The gap between the price dairy farmers receive and the costs they face continue to widen, providing further evidence that the market just isn’t functioning, dairy board chairman Gwyn Jones told NFU council this week.
Presenting the findings of the NFU’s recent survey into the impact of this summer’s drought and the hike in fuel prices, Mr Jones said that, on average, dairy farmers had seen their costs increase by 0.8p/litre.
This included the fact that 96% had been obliged to buy in supplementary feed and 62% had also faced a drop in milk yields. The cost of providing energy and water had gone up 0.13p/litre alone.
This took the average cost of milk production to over 21p/litre, compared with an average price received by the farmers taking part in the survey of just over 17p/litre. “This market just isn’t working.”

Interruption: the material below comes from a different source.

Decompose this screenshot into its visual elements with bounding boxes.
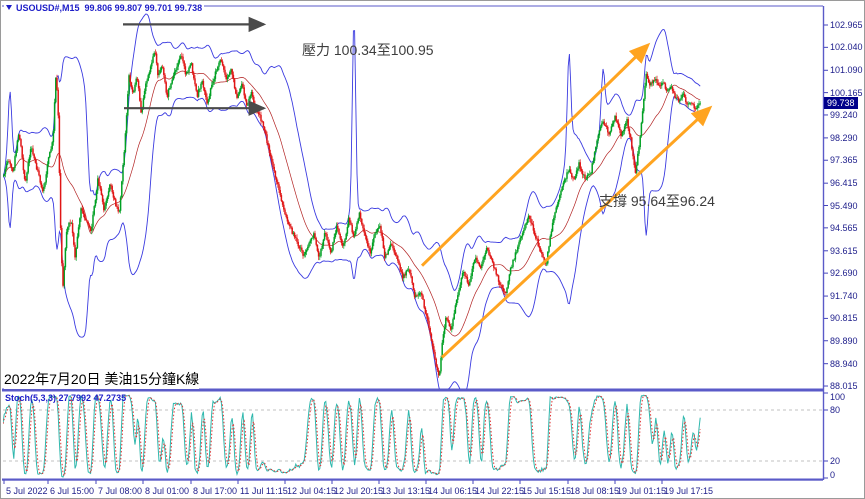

Mr Jones said the NFU would be pressing ahead with its invoicing campaign. It would be circulating sample invoices to its members and inviting them to return them to the NFU.
While there was little chance of dairies actually paying up, it was a way for dairy farmers to register their dissatisfaction and for the NFU to raise awareness of the crisis. “If all farmers back the campaign, I’m confident we will get a price increase,” he said.
Longer term, there was a need to revise the contracts. These left producers in a very weak position, vulnerable to retrospective cuts in prices. “No one signs these sorts of contracts in any other walk of life,” said Mr Jones.
The NFU was planning to create its own industry standard milk contract to try and redress the balance.